Elle fixe le plafond. Elle continue de parler, comme un automatisme. Sa tête lui fait horriblement mal.

  • Ce matin, peut-être hier soir. Je ne sais plus très bien. Ça m'a repris d'un coup tout à l'heure.
  • A cause du sac ?
  • Oui.

Un coup d'œil sur sa droite et l'autre interlocutrice se ratatine ; elle tend un papier a l'homme et sort sans un bruit.

  • Peux-tu me décrire tes symptômes ? »

Elle pince les lèvres puis explique lentement. Froid. Maux de tête. Anxiété. Tremblements. Fatigue, dû au manque de sommeil, qui dure depuis des années. Elle lui raconte tout. Depuis combien de temps, quand ça a commencé, pourquoi, ses problèmes. Elle se met même à pleurer. Cela fait longtemps que ça ne lui était pas arrivé. L'urgentiste reste silencieux et l'écoute. Des drogués, ce n'est pas la première fois qu'il en voit. Mais face à cette jeune-là, a peine adulte, il ressent le besoin de faire quelque chose pour elle.
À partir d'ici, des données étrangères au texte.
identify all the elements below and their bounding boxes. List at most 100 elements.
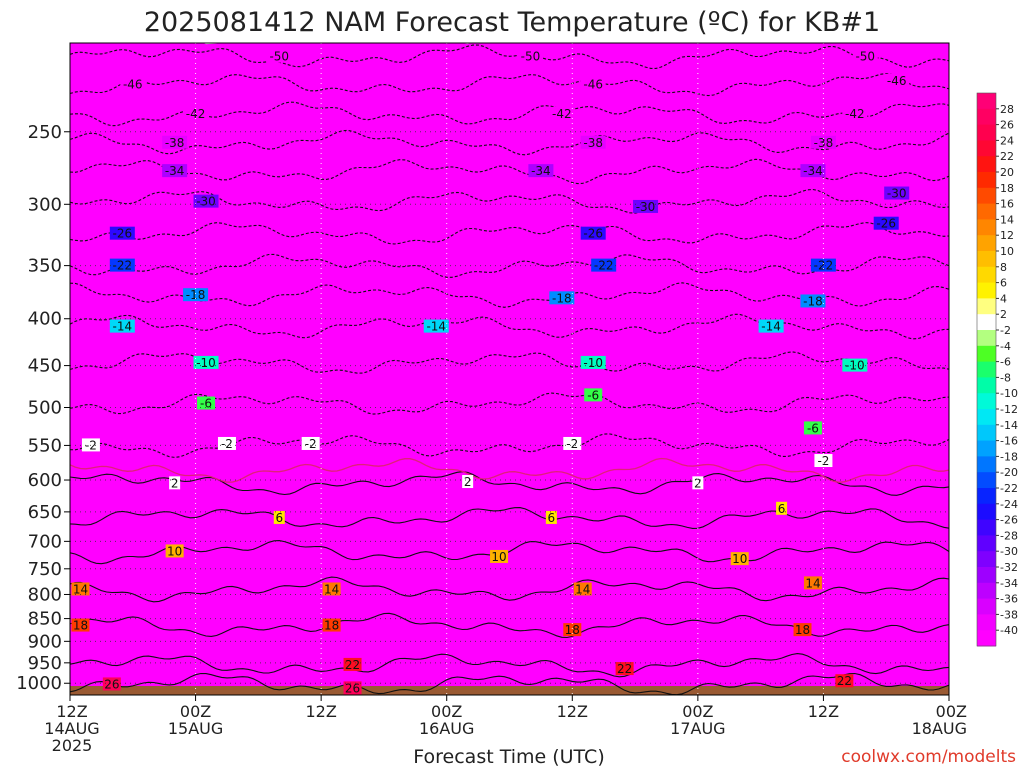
contour-label-bg: [580, 355, 606, 369]
colorbar-label: -28: [1000, 529, 1018, 542]
colorbar-label: -14: [1000, 419, 1018, 432]
contour-label-bg: [580, 77, 606, 91]
colorbar-swatch: [977, 519, 996, 536]
colorbar-label: 8: [1000, 261, 1007, 274]
isotherm-line: [70, 392, 949, 415]
colorbar-swatch: [977, 488, 996, 505]
contour-label: 6: [275, 511, 283, 525]
contour-label-bg: [162, 164, 188, 178]
isotherm-line: [70, 313, 949, 340]
credit-text: coolwx.com/modelts: [841, 747, 1016, 767]
contour-label: -38: [583, 136, 603, 150]
colorbar-label: 10: [1000, 245, 1014, 258]
contour-label: 18: [565, 623, 580, 637]
colorbar-label: -38: [1000, 608, 1018, 621]
colorbar-swatch: [977, 282, 996, 299]
colorbar-swatch: [977, 298, 996, 315]
contour-label: -14: [761, 320, 781, 334]
contour-label-bg: [71, 618, 90, 632]
contour-label-bg: [776, 501, 788, 515]
colorbar-swatch: [977, 140, 996, 157]
contour-label: -38: [165, 136, 185, 150]
y-tick-label: 750: [28, 559, 62, 580]
colorbar-label: -22: [1000, 482, 1018, 495]
contour-label: 10: [491, 550, 506, 564]
x-tick-label: 18AUG: [912, 719, 967, 738]
colorbar-label: -32: [1000, 561, 1018, 574]
isotherm-line: [70, 540, 949, 565]
contour-label-bg: [692, 476, 704, 490]
isotherm-line: [70, 253, 949, 278]
colorbar-swatch: [977, 456, 996, 473]
colorbar-swatch: [977, 614, 996, 631]
colorbar-swatch: [977, 156, 996, 173]
y-tick-label: 1000: [16, 673, 62, 694]
colorbar-swatch: [977, 187, 996, 205]
contour-label: 6: [548, 511, 556, 525]
contour-label-bg: [615, 662, 634, 676]
contour-label-bg: [343, 657, 362, 671]
contour-label-bg: [120, 77, 146, 91]
y-tick-label: 950: [28, 653, 62, 674]
contour-label: 18: [795, 623, 810, 637]
colorbar-label: -12: [1000, 403, 1018, 416]
colorbar-label: -36: [1000, 593, 1018, 606]
contour-label-bg: [803, 576, 822, 590]
x-tick-label: 12Z: [305, 702, 336, 721]
ground-fill: [70, 686, 949, 695]
plot-frame: [69, 42, 950, 696]
contour-label: 10: [167, 544, 182, 558]
contour-label-bg: [162, 135, 188, 149]
contour-label-bg: [563, 623, 582, 637]
contour-label-bg: [545, 510, 557, 524]
colorbar-label: 14: [1000, 213, 1014, 226]
colorbar-swatch: [977, 266, 996, 284]
y-tick-label: 650: [28, 502, 62, 523]
contour-label-bg: [800, 164, 826, 178]
contour-label: -26: [583, 227, 603, 241]
y-tick-label: 850: [28, 609, 62, 630]
contour-label: -34: [165, 164, 185, 178]
contour-label-bg: [322, 618, 341, 632]
colorbar-label: 16: [1000, 198, 1014, 211]
contour-label: -30: [196, 195, 216, 209]
colorbar-swatch: [977, 582, 996, 600]
isotherm-line: [70, 44, 949, 69]
isotherm-line: [70, 457, 949, 483]
colorbar-label: 6: [1000, 277, 1007, 290]
contour-label-bg: [273, 510, 285, 524]
colorbar-label: 22: [1000, 150, 1014, 163]
x-tick-label: 12Z: [557, 702, 588, 721]
contour-label: -10: [583, 356, 603, 370]
contour-label: -26: [113, 227, 133, 241]
isotherm-line: [70, 129, 949, 156]
colorbar-label: -8: [1000, 371, 1011, 384]
contour-label-bg: [197, 396, 216, 410]
contour-label: 2: [171, 476, 179, 490]
contour-label: 22: [837, 674, 852, 688]
colorbar-label: -18: [1000, 450, 1018, 463]
contour-label-bg: [633, 199, 659, 213]
contour-label-bg: [758, 319, 784, 333]
y-tick-label: 900: [28, 631, 62, 652]
colorbar-label: -16: [1000, 435, 1018, 448]
contour-label-bg: [109, 226, 135, 240]
colorbar-swatch: [977, 424, 996, 442]
contour-label-bg: [343, 681, 362, 695]
contour-label-bg: [183, 288, 209, 302]
colorbar-label: 12: [1000, 229, 1014, 242]
colorbar-swatch: [977, 440, 996, 457]
contour-label-bg: [814, 454, 833, 468]
contour-label: 14: [73, 582, 88, 596]
colorbar-label: -2: [1000, 324, 1011, 337]
contour-label-bg: [549, 106, 575, 120]
colorbar-swatch: [977, 393, 996, 410]
contour-label: -46: [123, 78, 143, 92]
contour-label-bg: [193, 194, 219, 208]
colorbar-label: -20: [1000, 466, 1018, 479]
contour-label: -18: [552, 291, 572, 305]
contour-label: -14: [113, 320, 133, 334]
contour-label: -42: [552, 107, 572, 121]
contour-label: -6: [200, 397, 212, 411]
contour-label: -18: [186, 288, 206, 302]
          Laura est enfin dehors. L'homme lui a donné un médicament, à prendre une fois par jour seulement. Lorsqu'elle lui a indiqué qu'elle n'avait pas d'argent, il l'a rassurée en parlant d'aides de financières de l'établissement et que de toute manière, il y a la sécurité sociale. Ensuite il lui a montré des programmes d'aide contre l'addiction, pour s'en défaire. Sur une feuille, il a écrit son numéro, son nom et la lui a donnée, en lui laissant quelques jours pour réfléchir. Assise sur banc, la vieille femme lui sourit tendrement. Elle ne demande pas d'explications, elle veut juste savoir si elle va bien. Est-ce qu'elle va prendre soin d'elle ? Elle va s'en assurer. Pour la remercier de son aide, elle l'invite à déjeuner. Ça lui donnera un prétexte pour la faire cuisiner à sa place. Elle l'a prise en affection, cette petite. Elle ressemble à sa petite fille qui ne vient jamais la voir.

         Aujourd'hui, Laura a téléphoné. Ensuite, elle est allée voir Jeanne ; la dame âgée est devenue une vieille amie. Cette dernière l'emploie comme aide à domicile : elle n'est plus capable de faire la cuisine, les courses, ou le ménage toute seule. Et puis, elle se sent seule dans sa grande maison. Elles jouent beaucoup aux jeux de société. Chacune découvre l'univers de l'autre.

« Action ou vérité ?

  • Vérité.
  • Combien d'heures as-tu dormi cette semaine ?
  • Je change. Action.
  • Bon, tant pis pour toi. Va te mettre au lit, alors.
  • Vous êtes nulle, Jeanne.


         Depuis ce fameux événement, elle a replongé plusieurs fois. Finalement, elle a enfin le vrai désir de s'en sortir. Le médecin l'a félicitée ; Jeanne l'encourage. Même si son état physique est à peu près le même, elle sent qu'elle va un peu mieux. Elle ne vit plus dans son HLM miteux, elle a un entourage, elle va recevoir de l'aide. Elle n'ose pas mettre les mots sur ce sentiment, mais elle commence à comprendre : de nouveau, elle a de l'espoir.